Consequential damages, on the other hand, are the derivative (“domino effect”) losses that result from the breach, which may be unique, depending on the circumstances. Using that same example of a defective HVAC system—if the building is a residential house, the impact of the defective system will be different than if the building is a hotel. The domino effect losses from a residential house might be rather limited. But the impact of a defective system on a hotel, and the domino effect losses that occur, could be significant. For example, what if due to the defective HVAC system a large convention pulls its booking? The lost income from the pulled convention would be a consequential damage.
Typical examples of significant risk of consequential damages are when the work is performed on a building/ project that is intended to have use of great economic significance, and if a breach in performance could cause the building/project to be hindered in its use. Examples include:
• Work on facilities where a failure to perform could cause shutdown of the facility or severely hinder use of the facility to meet its separate economic productivity goals
• Work on commercial projects where there is an intended immediate use for revenue generating activities; or
• Work on government, healthcare, or infrastructure projects that have significant importance to the community or society; or
• Work on projects that are phased or connected to other related projects, where a failure to perform on the one project causes significant losses tied to other projects.

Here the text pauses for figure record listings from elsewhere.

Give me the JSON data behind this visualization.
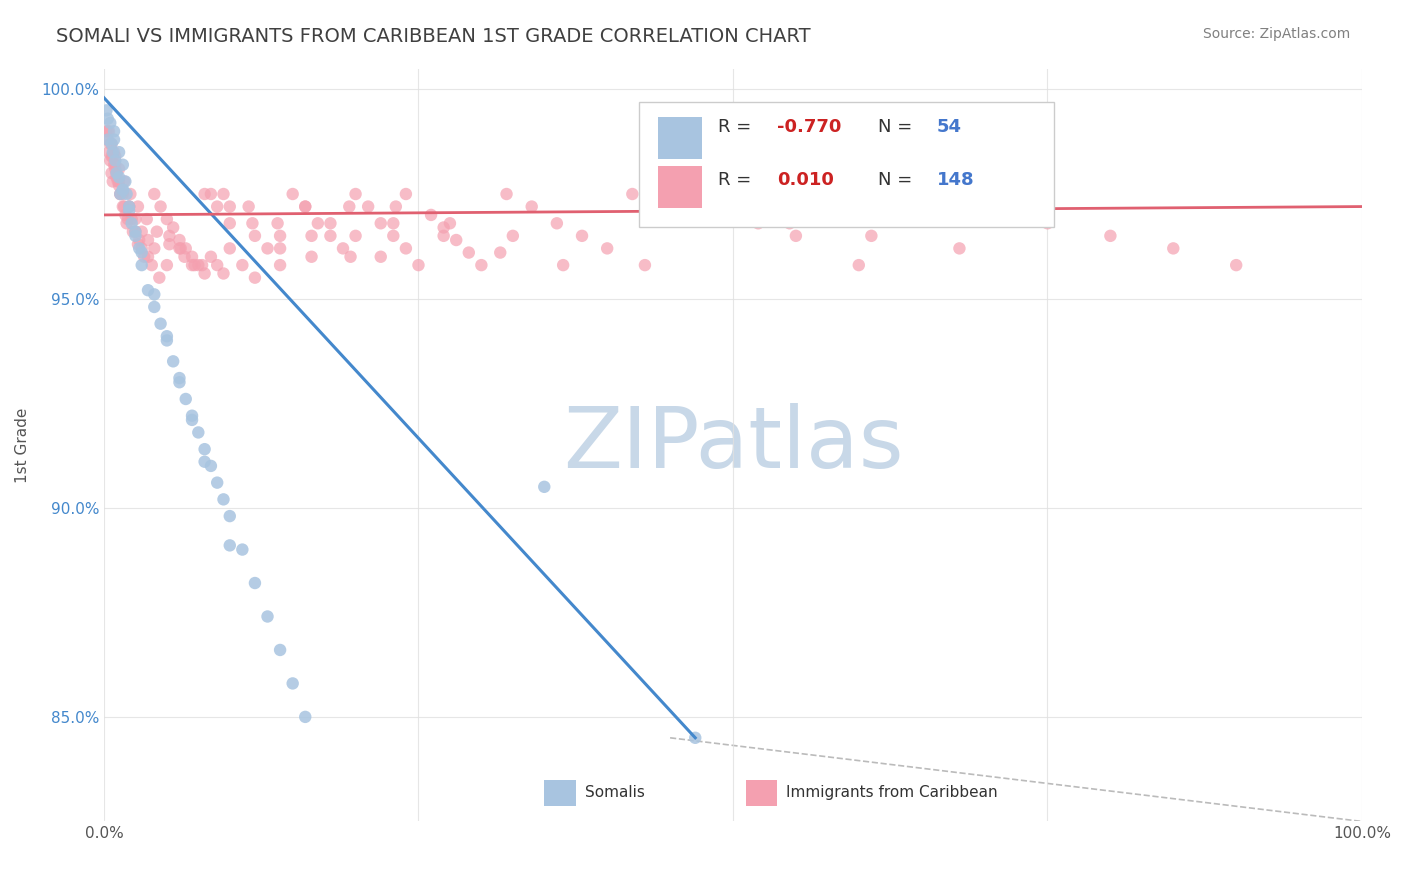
{
  "title": "SOMALI VS IMMIGRANTS FROM CARIBBEAN 1ST GRADE CORRELATION CHART",
  "source_text": "Source: ZipAtlas.com",
  "xlabel": "",
  "ylabel": "1st Grade",
  "xlim": [
    0.0,
    1.0
  ],
  "ylim": [
    0.825,
    1.005
  ],
  "yticks": [
    0.85,
    0.9,
    0.95,
    1.0
  ],
  "ytick_labels": [
    "85.0%",
    "90.0%",
    "95.0%",
    "100.0%"
  ],
  "xticks": [
    0.0,
    0.25,
    0.5,
    0.75,
    1.0
  ],
  "xtick_labels": [
    "0.0%",
    "",
    "",
    "",
    "100.0%"
  ],
  "legend_R1": "-0.770",
  "legend_N1": "54",
  "legend_R2": "0.010",
  "legend_N2": "148",
  "legend_label1": "Somalis",
  "legend_label2": "Immigrants from Caribbean",
  "color_blue": "#a8c4e0",
  "color_pink": "#f4a0b0",
  "trendline_blue": "#4488cc",
  "trendline_pink": "#e06070",
  "watermark": "ZIPatlas",
  "watermark_color": "#c8d8e8",
  "background_color": "#ffffff",
  "grid_color": "#e0e0e0",
  "title_color": "#404040",
  "source_color": "#808080",
  "somali_x": [
    0.002,
    0.003,
    0.005,
    0.007,
    0.008,
    0.01,
    0.012,
    0.013,
    0.015,
    0.017,
    0.018,
    0.02,
    0.022,
    0.025,
    0.028,
    0.03,
    0.035,
    0.04,
    0.045,
    0.05,
    0.055,
    0.06,
    0.065,
    0.07,
    0.075,
    0.08,
    0.085,
    0.09,
    0.095,
    0.1,
    0.11,
    0.12,
    0.13,
    0.14,
    0.15,
    0.16,
    0.003,
    0.006,
    0.009,
    0.012,
    0.015,
    0.02,
    0.025,
    0.03,
    0.04,
    0.05,
    0.06,
    0.07,
    0.08,
    0.1,
    0.008,
    0.015,
    0.35,
    0.47
  ],
  "somali_y": [
    0.995,
    0.988,
    0.992,
    0.985,
    0.99,
    0.98,
    0.985,
    0.975,
    0.982,
    0.978,
    0.975,
    0.972,
    0.968,
    0.965,
    0.962,
    0.958,
    0.952,
    0.948,
    0.944,
    0.94,
    0.935,
    0.93,
    0.926,
    0.922,
    0.918,
    0.914,
    0.91,
    0.906,
    0.902,
    0.898,
    0.89,
    0.882,
    0.874,
    0.866,
    0.858,
    0.85,
    0.993,
    0.987,
    0.983,
    0.979,
    0.976,
    0.971,
    0.966,
    0.961,
    0.951,
    0.941,
    0.931,
    0.921,
    0.911,
    0.891,
    0.988,
    0.976,
    0.905,
    0.845
  ],
  "carib_x": [
    0.002,
    0.003,
    0.004,
    0.005,
    0.006,
    0.007,
    0.008,
    0.009,
    0.01,
    0.012,
    0.013,
    0.015,
    0.017,
    0.018,
    0.02,
    0.022,
    0.025,
    0.028,
    0.03,
    0.035,
    0.04,
    0.045,
    0.05,
    0.055,
    0.06,
    0.065,
    0.07,
    0.075,
    0.08,
    0.085,
    0.09,
    0.095,
    0.1,
    0.11,
    0.12,
    0.13,
    0.14,
    0.15,
    0.16,
    0.17,
    0.18,
    0.19,
    0.2,
    0.21,
    0.22,
    0.23,
    0.24,
    0.25,
    0.26,
    0.27,
    0.28,
    0.29,
    0.3,
    0.32,
    0.34,
    0.36,
    0.38,
    0.4,
    0.43,
    0.46,
    0.49,
    0.52,
    0.55,
    0.006,
    0.008,
    0.01,
    0.012,
    0.015,
    0.02,
    0.025,
    0.03,
    0.035,
    0.04,
    0.05,
    0.06,
    0.07,
    0.08,
    0.09,
    0.1,
    0.12,
    0.14,
    0.16,
    0.18,
    0.2,
    0.22,
    0.24,
    0.003,
    0.005,
    0.007,
    0.009,
    0.011,
    0.013,
    0.016,
    0.019,
    0.023,
    0.027,
    0.032,
    0.038,
    0.044,
    0.052,
    0.061,
    0.072,
    0.085,
    0.1,
    0.118,
    0.14,
    0.165,
    0.195,
    0.23,
    0.27,
    0.315,
    0.365,
    0.42,
    0.48,
    0.545,
    0.61,
    0.68,
    0.6,
    0.65,
    0.7,
    0.75,
    0.8,
    0.85,
    0.9,
    0.004,
    0.006,
    0.009,
    0.012,
    0.016,
    0.021,
    0.027,
    0.034,
    0.042,
    0.052,
    0.064,
    0.078,
    0.095,
    0.115,
    0.138,
    0.165,
    0.196,
    0.232,
    0.275,
    0.325
  ],
  "carib_y": [
    0.99,
    0.988,
    0.985,
    0.983,
    0.98,
    0.978,
    0.985,
    0.982,
    0.979,
    0.977,
    0.975,
    0.972,
    0.97,
    0.968,
    0.972,
    0.969,
    0.966,
    0.964,
    0.962,
    0.96,
    0.975,
    0.972,
    0.969,
    0.967,
    0.964,
    0.962,
    0.96,
    0.958,
    0.956,
    0.96,
    0.958,
    0.956,
    0.962,
    0.958,
    0.955,
    0.962,
    0.958,
    0.975,
    0.972,
    0.968,
    0.965,
    0.962,
    0.975,
    0.972,
    0.968,
    0.965,
    0.962,
    0.958,
    0.97,
    0.967,
    0.964,
    0.961,
    0.958,
    0.975,
    0.972,
    0.968,
    0.965,
    0.962,
    0.958,
    0.975,
    0.972,
    0.968,
    0.965,
    0.984,
    0.982,
    0.98,
    0.978,
    0.975,
    0.972,
    0.969,
    0.966,
    0.964,
    0.962,
    0.958,
    0.962,
    0.958,
    0.975,
    0.972,
    0.968,
    0.965,
    0.962,
    0.972,
    0.968,
    0.965,
    0.96,
    0.975,
    0.99,
    0.987,
    0.984,
    0.981,
    0.978,
    0.975,
    0.972,
    0.969,
    0.966,
    0.963,
    0.96,
    0.958,
    0.955,
    0.965,
    0.962,
    0.958,
    0.975,
    0.972,
    0.968,
    0.965,
    0.96,
    0.972,
    0.968,
    0.965,
    0.961,
    0.958,
    0.975,
    0.972,
    0.968,
    0.965,
    0.962,
    0.958,
    0.975,
    0.972,
    0.968,
    0.965,
    0.962,
    0.958,
    0.99,
    0.987,
    0.984,
    0.981,
    0.978,
    0.975,
    0.972,
    0.969,
    0.966,
    0.963,
    0.96,
    0.958,
    0.975,
    0.972,
    0.968,
    0.965,
    0.96,
    0.972,
    0.968,
    0.965
  ]
}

Because domino effect consequential damages can be unpredictable and excessively large, the typical approach in the construction industry is to waive consequential damages. The general philosophy being that a contractor should only be responsible for the losses that it causes for fixing its defective work, and the owner should bear the risk of derivative losses to its separate business. Thus, standard construction contract forms, including the AIA typically include a mutual waiver of consequential damages. See A201-2017 General Conditions section 15.1.7.
In a notorious example of the potentially drastic effects of consequential damages, the case Perini Corp. v. Greate Bay Hotel & Casino, Inc., 610 A.2d 364 (N.J. 1992) has served as the poster-child example of excessive losses that can be attached to a contractor when there is no waiver of consequential damages in the contract. In Greate Bay Hotel & Casino, the contractor was to perform a renovation on a casino hotel for an original contract price of $16.8 million. The project did not reach final completion on time. The hotel owner and contractor submitted the dispute to arbitration. The arbitration panel awarded the hotel owner $14.5 million in consequential damages for the lost profits the hotel incurred during the delayed final completion.
When negotiating construction contracts and assessing risk, it is important to closely evaluate the impact of consequential damages and negotiate a waiver of consequential damages (and related liquidated damages clause).